Traffic in Dubai is still nightmarish by most standards, but it is starting to lighten as foreign professionals leave the country amid layoffs and cancelled or halted construction projects. “There is no question that Dubai has slowed down,” says one American architect working in the region. “Everyone is seeing the impacts of the global crisis now.”
So dramatically has the crisis hit in the United Arab Emirate that new urban legends have sprouted, replacing previous tales of unimaginable wealth and innovative designs with new stories of doom and gloom. The most common story tells of suddenly unemployed foreigners leaving behind luxury cars at the airport with keys in the ignition, never to return. “You can get a barely-used Porsche for $25,000,” says one local, describing the efforts of the government to off-load the abandoned cars. Another tells of used Bentleys offered as an incentive to buy the vacant properties on the Palm Jumeirah—to no avail.
Not everyone is in despair. Following nearly a decade of frenetic growth, some see an opportunity in the downturn to shift from speculative development to more rational, planned construction.
For now, most of the focus is on the recession. With oil and property values spiraling downward, Dubai’s construction market is undergoing dramatic change. Project activity is slowing, market speculators are rapidly disappearing and once-generous banks are tightening their belts. Residential high-rises that once represented sound investments instead stand empty, overlooking the city’s half-finished skyline.
Growth estimates have dropped accordingly, with the emirates’ own government projecting figures as low as 2.5% (down from 6% to 8% in 2008) and other groups such as Standard Chartered Bank quoting lower figures around .5%. Emaar, the UAE’s largest property developer, recently announced a 15% drop in operating profits following fourth-quarter losses in 2008, and its competitor Nakheel, developer of the Palm and World Islands projects, now openly cites delays on key projects like the Trump Towers Hotel on the Palm Jumeirah. Nakheel also has reportedly stopped work on its planned 1-km-tall tower.
In a global economy where market forecasts are universally depressing, however, the downturn may have a bright side, say sources. “This is really a market correction,” explains Emil Rademeyer, director of Dubai-based market researchers Proleads Global. “What’s happening here would have happened anyway in a few more years.” The downturn will likely give the market a chance to shift from speculative development to planned construction, he says.
“It’s going to take some time to adjust to this downturn. The market is still volatile and it will take a while to normalize prices,” says Gordon Gill of Smith + Gill Architects. “We are hoping this slower pace and this correction will yield naturally better buildings. The price of construction is coming down and there are much more competitive bids for buildings. Banks are being impacted and loans are being much more carefully distributed.”

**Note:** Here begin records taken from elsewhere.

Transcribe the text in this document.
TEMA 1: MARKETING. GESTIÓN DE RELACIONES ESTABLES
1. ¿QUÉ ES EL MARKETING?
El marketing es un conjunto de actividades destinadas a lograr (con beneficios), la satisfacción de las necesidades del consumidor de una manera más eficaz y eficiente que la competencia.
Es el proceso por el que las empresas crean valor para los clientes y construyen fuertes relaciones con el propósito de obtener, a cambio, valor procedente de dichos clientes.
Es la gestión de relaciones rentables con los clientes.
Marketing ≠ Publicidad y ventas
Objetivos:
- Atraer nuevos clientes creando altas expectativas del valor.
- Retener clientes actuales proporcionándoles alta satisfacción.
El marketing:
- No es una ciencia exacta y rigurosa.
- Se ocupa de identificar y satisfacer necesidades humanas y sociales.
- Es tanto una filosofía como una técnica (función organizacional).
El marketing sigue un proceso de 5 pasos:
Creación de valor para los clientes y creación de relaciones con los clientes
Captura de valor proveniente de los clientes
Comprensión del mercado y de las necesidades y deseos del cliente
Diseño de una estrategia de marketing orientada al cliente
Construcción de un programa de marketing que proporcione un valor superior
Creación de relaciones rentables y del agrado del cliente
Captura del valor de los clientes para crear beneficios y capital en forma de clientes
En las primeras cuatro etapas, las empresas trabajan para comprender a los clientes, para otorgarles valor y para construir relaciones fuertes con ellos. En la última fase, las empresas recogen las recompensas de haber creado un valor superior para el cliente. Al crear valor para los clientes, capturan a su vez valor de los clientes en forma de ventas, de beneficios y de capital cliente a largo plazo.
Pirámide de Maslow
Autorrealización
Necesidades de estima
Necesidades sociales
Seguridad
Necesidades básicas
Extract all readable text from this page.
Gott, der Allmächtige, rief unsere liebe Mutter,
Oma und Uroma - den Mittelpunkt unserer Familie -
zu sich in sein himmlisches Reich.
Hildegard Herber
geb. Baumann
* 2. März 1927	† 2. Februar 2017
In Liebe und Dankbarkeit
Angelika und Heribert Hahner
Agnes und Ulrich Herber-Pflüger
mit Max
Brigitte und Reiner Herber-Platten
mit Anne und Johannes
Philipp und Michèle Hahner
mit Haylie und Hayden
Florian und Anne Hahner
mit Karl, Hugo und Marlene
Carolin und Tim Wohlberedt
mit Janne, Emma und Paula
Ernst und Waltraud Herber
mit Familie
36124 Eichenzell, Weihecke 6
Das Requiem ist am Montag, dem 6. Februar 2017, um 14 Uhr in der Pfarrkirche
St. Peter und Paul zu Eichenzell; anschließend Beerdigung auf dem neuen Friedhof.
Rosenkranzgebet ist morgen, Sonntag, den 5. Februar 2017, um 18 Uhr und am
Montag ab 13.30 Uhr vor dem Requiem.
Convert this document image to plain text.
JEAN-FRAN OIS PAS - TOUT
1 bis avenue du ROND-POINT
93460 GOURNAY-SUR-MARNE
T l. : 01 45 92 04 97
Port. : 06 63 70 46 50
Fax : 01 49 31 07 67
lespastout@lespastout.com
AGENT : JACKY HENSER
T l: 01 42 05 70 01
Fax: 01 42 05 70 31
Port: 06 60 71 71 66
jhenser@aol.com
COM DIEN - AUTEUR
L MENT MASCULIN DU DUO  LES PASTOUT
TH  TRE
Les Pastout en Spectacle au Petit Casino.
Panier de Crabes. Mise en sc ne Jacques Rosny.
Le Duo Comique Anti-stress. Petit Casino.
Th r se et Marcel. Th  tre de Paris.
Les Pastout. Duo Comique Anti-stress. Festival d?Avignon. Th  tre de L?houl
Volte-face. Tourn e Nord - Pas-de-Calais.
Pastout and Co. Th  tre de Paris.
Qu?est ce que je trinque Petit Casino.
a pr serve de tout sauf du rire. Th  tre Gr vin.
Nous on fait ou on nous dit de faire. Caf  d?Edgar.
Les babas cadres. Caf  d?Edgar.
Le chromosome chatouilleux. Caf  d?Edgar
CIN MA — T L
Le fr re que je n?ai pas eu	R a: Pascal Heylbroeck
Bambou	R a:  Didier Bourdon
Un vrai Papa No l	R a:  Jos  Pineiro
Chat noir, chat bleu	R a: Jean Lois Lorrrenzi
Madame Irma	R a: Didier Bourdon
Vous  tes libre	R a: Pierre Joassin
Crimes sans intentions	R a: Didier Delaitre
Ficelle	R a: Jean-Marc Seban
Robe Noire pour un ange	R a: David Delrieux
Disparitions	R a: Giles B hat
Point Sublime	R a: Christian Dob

Sources hope a slow market will allow the government to focus on sorely needed infrastructure development, which has been far outpaced by the building sector in recent years.
For the firms that expect to survive the slowdown, a cautious optimism is emerging. “In early 2008, we had a hard time getting responsive bidders for the piling works phase of our project,” says P.K. Bagchi, project director at Hill International. “Now as we prepare for the next project phase, we’re expecting bidders to really sharpen their pencils if they’re interested in this project. There’s going to be a lot more competition.”
Firms are even entering the market despite the slowdown. According to Mark Kiszonak, vice president and office director for HKS Architect’s new regional office in Dubai’s bigger neighbor, Abu Dhabi, the financial crisis only solidified plans to grow a presence in the Middle East. “Growth potential in these emerging markets is huge,” says Kiszonak. “Opportunities will present themselves; it’s just a matter of knowing where to look and responding as these markets rebound and improve.”